Герцогиня Беррийская любила праздники, как и ее отец, но праздники особого рода: достаточно хотя бы сказать, что этикет она не признавала. Еще она любила красивых молодых людей. Юношей ее собственной охраны и прекрасных дворян отца ей было вполне довольно, но это вводило ее в немалые расходы. Пили там не закусывая, ели — скорее обжирались, «невинные забавы» не отличались невинностью; а кроме того проводились и сеансы черной магии по книгам Аретина, которые обычно комментировал один из дворян. Наконец, гасились свечи. Непонятно, зачем, ибо яркий свет нисколько не смущал дам: они присутствовали на ужине или в простейшем наряде, или же завернувшись в тонкий муслин, который ничего не скрывал.
На этом пути, герцогиня Беррийская, обладающая прекрасным аппетитом, стремительно толстела, и растолстела до того, что в народе ее прозвали «Толстощекой принцессой». Больной желудок и множество других недугов не останавливали ее обжорства. Говорили даже, что чем хуже она себя чувствует, тем больше предается чревоугодию. И вот в Люксембургском дворце живет уже не прекрасная женщина, а «большая толстуха», погрузившись целиком в душераздирающие кошмары, что и привело вскоре к трагическому концу. 21 июля 1719 года герцогиня Беррийская умирает двадцати четырех лет от роду.
Еще недавно в народе была слышна песня:
Мессалина дю Берри, чьи очи полны огня, а взгляд надменен,
Надевая шаровары, называла себя первой женщиной Франции.
А по-моему, так она первая среди французских шлюх.
Смерть заставила умолкнуть песенки и шутки, покой вновь пришел в Люксембургский дворец, и глубокая печаль охватила сердце Регента.
Новую эру в старинном дворце Марии Медичи, эру владычества мужчин, и не просто мужчин, а политиков, открыл младший брат Людовика XVI, граф Прованский, когда в 1775 году он добился от короля выделить ему в удел Люксембургский дворец.
Людовик был недавно коронован в Реймсе, хотя уже пять лет был женат на ослепительной Марии-Антуанетте, а ребенка у них еще не было. Король страдал «некоторыми интимными трудностями». Так что пока его прямым наследником был брат, то есть граф Прованский. Он стремился наследовать королю как можно скорее. И, конечно, для этого понадобились всевозможные усилия.
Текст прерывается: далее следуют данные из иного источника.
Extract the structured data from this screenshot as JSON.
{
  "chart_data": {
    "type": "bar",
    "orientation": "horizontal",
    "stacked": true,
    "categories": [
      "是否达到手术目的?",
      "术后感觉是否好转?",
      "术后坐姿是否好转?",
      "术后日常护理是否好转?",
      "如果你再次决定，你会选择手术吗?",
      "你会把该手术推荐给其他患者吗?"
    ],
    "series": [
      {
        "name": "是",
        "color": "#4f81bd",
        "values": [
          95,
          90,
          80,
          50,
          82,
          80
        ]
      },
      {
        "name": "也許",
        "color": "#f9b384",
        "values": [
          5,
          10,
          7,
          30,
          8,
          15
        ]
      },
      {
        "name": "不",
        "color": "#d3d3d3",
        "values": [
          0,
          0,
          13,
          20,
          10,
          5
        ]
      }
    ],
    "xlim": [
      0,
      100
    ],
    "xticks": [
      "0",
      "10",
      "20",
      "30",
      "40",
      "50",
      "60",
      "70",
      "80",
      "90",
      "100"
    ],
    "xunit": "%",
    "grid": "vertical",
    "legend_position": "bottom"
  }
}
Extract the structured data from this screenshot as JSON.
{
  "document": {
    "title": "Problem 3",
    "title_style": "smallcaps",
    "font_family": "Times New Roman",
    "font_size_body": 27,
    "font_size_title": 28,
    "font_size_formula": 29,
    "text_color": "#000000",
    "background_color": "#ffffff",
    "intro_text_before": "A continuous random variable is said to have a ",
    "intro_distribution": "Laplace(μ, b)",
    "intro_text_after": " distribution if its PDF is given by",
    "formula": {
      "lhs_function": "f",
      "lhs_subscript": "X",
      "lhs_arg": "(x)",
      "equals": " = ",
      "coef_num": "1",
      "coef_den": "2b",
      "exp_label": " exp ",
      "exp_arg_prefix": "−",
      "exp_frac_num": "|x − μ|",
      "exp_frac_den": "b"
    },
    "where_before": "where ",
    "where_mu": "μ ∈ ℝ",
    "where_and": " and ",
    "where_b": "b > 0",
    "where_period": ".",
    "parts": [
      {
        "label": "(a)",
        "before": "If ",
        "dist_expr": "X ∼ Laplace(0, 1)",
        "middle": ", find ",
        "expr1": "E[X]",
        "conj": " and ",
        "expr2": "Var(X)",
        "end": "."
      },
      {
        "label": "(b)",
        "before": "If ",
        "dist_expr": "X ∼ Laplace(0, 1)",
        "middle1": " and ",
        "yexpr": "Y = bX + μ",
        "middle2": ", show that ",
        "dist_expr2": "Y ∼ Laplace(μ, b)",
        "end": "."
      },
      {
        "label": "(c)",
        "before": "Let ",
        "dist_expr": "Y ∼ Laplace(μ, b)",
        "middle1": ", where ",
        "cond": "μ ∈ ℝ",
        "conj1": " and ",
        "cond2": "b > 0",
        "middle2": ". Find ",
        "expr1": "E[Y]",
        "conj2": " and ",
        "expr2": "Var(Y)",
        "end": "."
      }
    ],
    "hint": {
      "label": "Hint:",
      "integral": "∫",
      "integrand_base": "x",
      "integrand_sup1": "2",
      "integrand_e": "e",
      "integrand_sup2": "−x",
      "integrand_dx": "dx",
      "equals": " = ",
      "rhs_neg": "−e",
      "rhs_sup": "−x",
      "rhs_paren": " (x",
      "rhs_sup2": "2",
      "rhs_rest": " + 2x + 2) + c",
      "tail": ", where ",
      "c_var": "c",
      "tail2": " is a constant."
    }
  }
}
И вот начались заговоры и глухие тайные интриги. Это началось сразу после того, как граф осознал, что между ним и столь вожделенной короной Франции нет никаких препятствий, кроме старшего брата. Однако пока, в 1775 году, он удовлетворился созерцанием коронаций; единственным, что он предпринял, был переезд в Люксембургский дворец, где граф и устроился с солидным видом будущего наследника.